The Reluctant Traveler Looks for Hellebores

It’s January 14, midway through the wintry month, 8 days past Epiphany, my day for recognizing increasing light exposure. This is also the time I start parting the spontaneous mulch from my Empress tree and begin to look for hellebores. And I don’t travel much.

I inherited these plants from close friends, gardening experts who can rattle off plant names in Latin, English and probably two additional languages. In their beautifully planted ½ acre garden north of Seattle, these hearty gems have happily reseeded—not a lucky phenomenon in my crowded and (sadly) lamia (a pretty variegated thug and King County noxious weed) over-run garden.

This is how pink hellebore looked ten days ago, raising full buds from the ground as it does reliably  in January.

We are in a balmy period of grayness and 58 degrees and the garden is interested, peering sleepily around, deciding whether it should wake up. Flowering current is swelling buds, the dogwood down by the river is showing a bit of yellow spidery flowers. Forsythia will not be far behind, nor the weigela. And narcissus will poke from the ground soon, if not already.

Hellebores were identified as a genus by “the father of modern taxonomy”, Carl Linnaeus in 1753. They are also poisonous, and if consumed in large amounts fatal, at least that’s what Wikipedia tells me.

This is what they look like this morning.

My garden is a creation of my vivid imagination, not so much planned as given birth to. As a child I used to ride my bike to my grandmother’s apartment, a creaky, musty-smelling eyrie on the top floor of what was once a grand two-story home. I loved visiting her, eating Mother’s Taffy Sandwich cookies straight from the refrigerator, playing Canasta and Scrabble and always losing, and finally, a little time to explore the back garden of the former grand two-story home.

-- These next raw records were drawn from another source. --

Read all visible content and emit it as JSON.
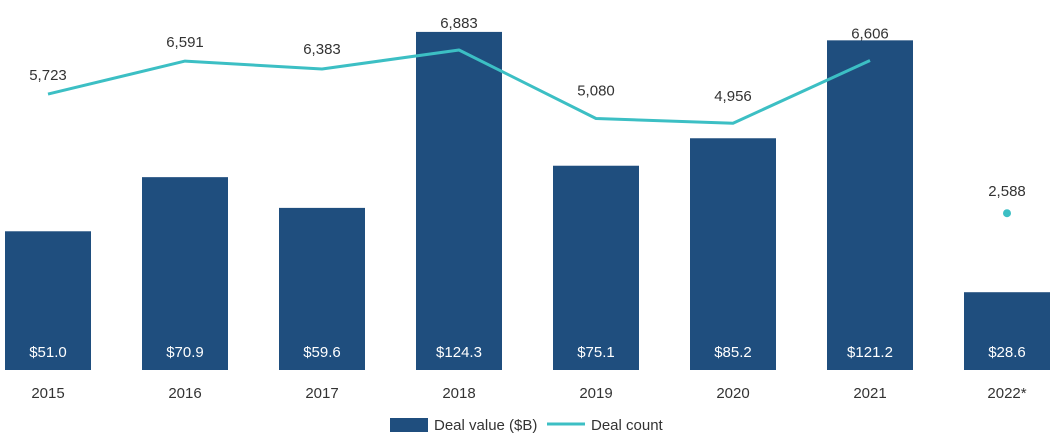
{
  "chart_data": {
    "type": "bar",
    "categories": [
      "2015",
      "2016",
      "2017",
      "2018",
      "2019",
      "2020",
      "2021",
      "2022*"
    ],
    "series": [
      {
        "name": "Deal value ($B)",
        "kind": "bar",
        "color": "#1f4e7e",
        "values": [
          51.0,
          70.9,
          59.6,
          124.3,
          75.1,
          85.2,
          121.2,
          28.6
        ],
        "labels": [
          "$51.0",
          "$70.9",
          "$59.6",
          "$124.3",
          "$75.1",
          "$85.2",
          "$121.2",
          "$28.6"
        ]
      },
      {
        "name": "Deal count",
        "kind": "line",
        "color": "#3cbfc4",
        "values": [
          5723,
          6591,
          6383,
          6883,
          5080,
          4956,
          6606,
          2588
        ],
        "labels": [
          "5,723",
          "6,591",
          "6,383",
          "6,883",
          "5,080",
          "4,956",
          "6,606",
          "2,588"
        ],
        "line_points": 7,
        "last_point_marker": true
      }
    ],
    "title": "",
    "xlabel": "",
    "ylabel": "",
    "legend_position": "bottom-center",
    "grid": false
  }
}
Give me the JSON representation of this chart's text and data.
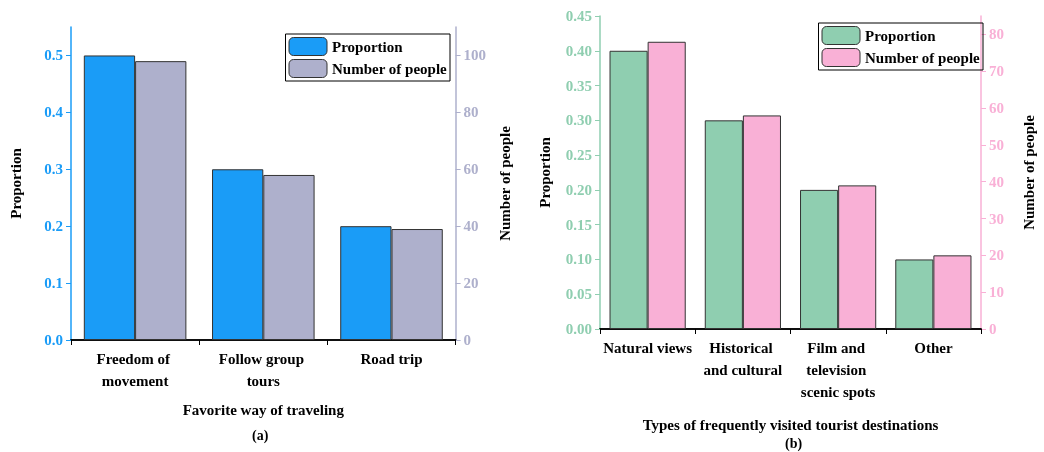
{
  "chart_data": [
    {
      "type": "bar",
      "xlabel": "Favorite way of traveling",
      "ylabel": "Proportion",
      "y2label": "Number of people",
      "annotations": [
        "(a)"
      ],
      "categories": [
        "Freedom of movement",
        "Follow group tours",
        "Road trip"
      ],
      "series": [
        {
          "name": "Proportion",
          "color": "#1a9cf7",
          "values": [
            0.5,
            0.3,
            0.2
          ]
        },
        {
          "name": "Number of people",
          "color": "#aeb0cc",
          "values": [
            98,
            58,
            39
          ],
          "axis": "y2"
        }
      ],
      "ylim": [
        0,
        0.55
      ],
      "yticks": [
        {
          "value": 0,
          "label": "0.0"
        },
        {
          "value": 0.1,
          "label": "0.1"
        },
        {
          "value": 0.2,
          "label": "0.2"
        },
        {
          "value": 0.3,
          "label": "0.3"
        },
        {
          "value": 0.4,
          "label": "0.4"
        },
        {
          "value": 0.5,
          "label": "0.5"
        }
      ],
      "y2lim": [
        0,
        110
      ],
      "y2ticks": [
        0,
        20,
        40,
        60,
        80,
        100
      ],
      "grid": false,
      "legend": "top right"
    },
    {
      "type": "bar",
      "xlabel": "Types of frequently visited tourist destinations",
      "ylabel": "Proportion",
      "y2label": "Number of people",
      "annotations": [
        "(b)"
      ],
      "categories": [
        "Natural views",
        "Historical and cultural",
        "Film and television scenic spots",
        "Other"
      ],
      "series": [
        {
          "name": "Proportion",
          "color": "#8fceb0",
          "values": [
            0.4,
            0.3,
            0.2,
            0.1
          ]
        },
        {
          "name": "Number of people",
          "color": "#f9b0d6",
          "values": [
            78,
            58,
            39,
            20
          ],
          "axis": "y2"
        }
      ],
      "ylim": [
        0,
        0.45
      ],
      "yticks": [
        {
          "value": 0,
          "label": "0.00"
        },
        {
          "value": 0.05,
          "label": "0.05"
        },
        {
          "value": 0.1,
          "label": "0.10"
        },
        {
          "value": 0.15,
          "label": "0.15"
        },
        {
          "value": 0.2,
          "label": "0.20"
        },
        {
          "value": 0.25,
          "label": "0.25"
        },
        {
          "value": 0.3,
          "label": "0.30"
        },
        {
          "value": 0.35,
          "label": "0.35"
        },
        {
          "value": 0.4,
          "label": "0.40"
        },
        {
          "value": 0.45,
          "label": "0.45"
        }
      ],
      "y2lim": [
        0,
        85
      ],
      "y2ticks": [
        0,
        10,
        20,
        30,
        40,
        50,
        60,
        70,
        80
      ],
      "grid": false,
      "legend": "top right"
    }
  ]
}
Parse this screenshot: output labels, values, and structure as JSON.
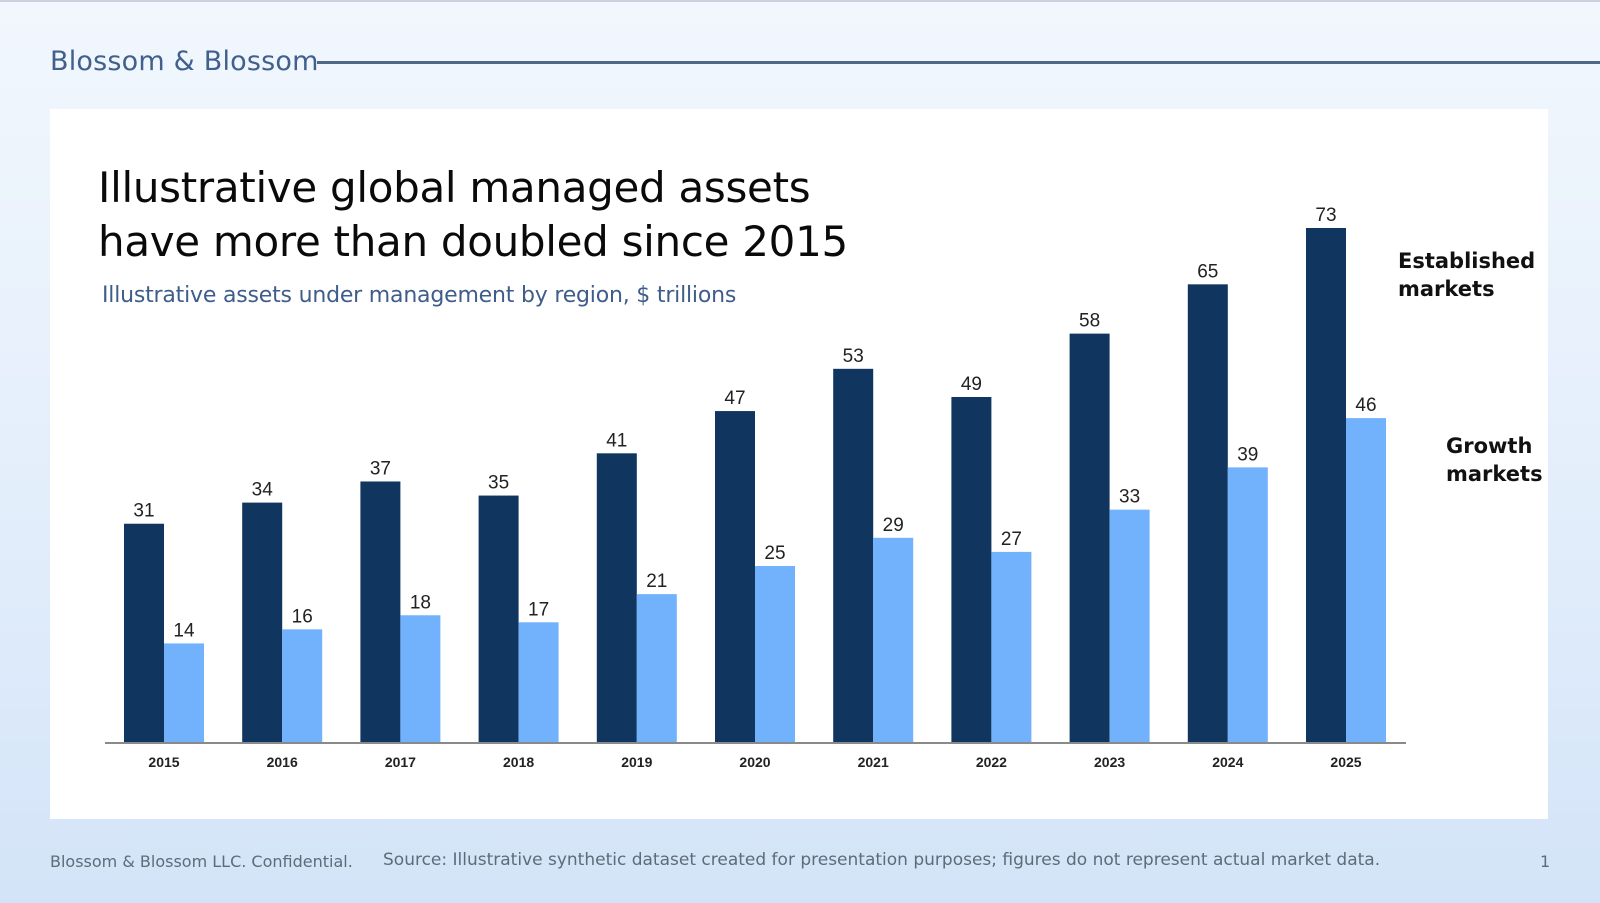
{
  "header": {
    "brand": "Blossom & Blossom"
  },
  "chart_data": {
    "type": "bar",
    "title_lines": [
      "Illustrative global managed assets",
      "have more than doubled since 2015"
    ],
    "subtitle": "Illustrative assets under management by region, $ trillions",
    "categories": [
      "2015",
      "2016",
      "2017",
      "2018",
      "2019",
      "2020",
      "2021",
      "2022",
      "2023",
      "2024",
      "2025"
    ],
    "series": [
      {
        "name": "Established markets",
        "label_lines": [
          "Established",
          "markets"
        ],
        "color": "#10355f",
        "values": [
          31,
          34,
          37,
          35,
          41,
          47,
          53,
          49,
          58,
          65,
          73
        ]
      },
      {
        "name": "Growth markets",
        "label_lines": [
          "Growth",
          "markets"
        ],
        "color": "#72b2fc",
        "values": [
          14,
          16,
          18,
          17,
          21,
          25,
          29,
          27,
          33,
          39,
          46
        ]
      }
    ],
    "ylim": [
      0,
      73
    ],
    "grid": false,
    "legend": "right, direct labels"
  },
  "footer": {
    "confidential": "Blossom & Blossom LLC. Confidential.",
    "source": "Source: Illustrative synthetic dataset created for presentation purposes; figures do not represent actual market data.",
    "page": "1"
  }
}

It was, like my garden now, a tangle of eucalyptus, pepper trees, gnarled grape vines and straggly roses. (No eucalyptus or pepper trees here, but instead a catalpa and the Empress, among others). My grandmother’s rented garden had a dried up stream and fountain, dried up bird-baths, and a falling-down arbor where, legend told, a wedding had once taken place. The place smelled of leaf mold and licorice and baking bread. Every time I was there, until my grandmother came to live with us, I became someone else, an explorer, Nancy Drew, or an insane witch.

I’m a lot—a lot—older now and I don’t think of Nancy Drew that much any more, but my garden feeds me the same way. Dear reader, do you also have a place where you go to lose yourself?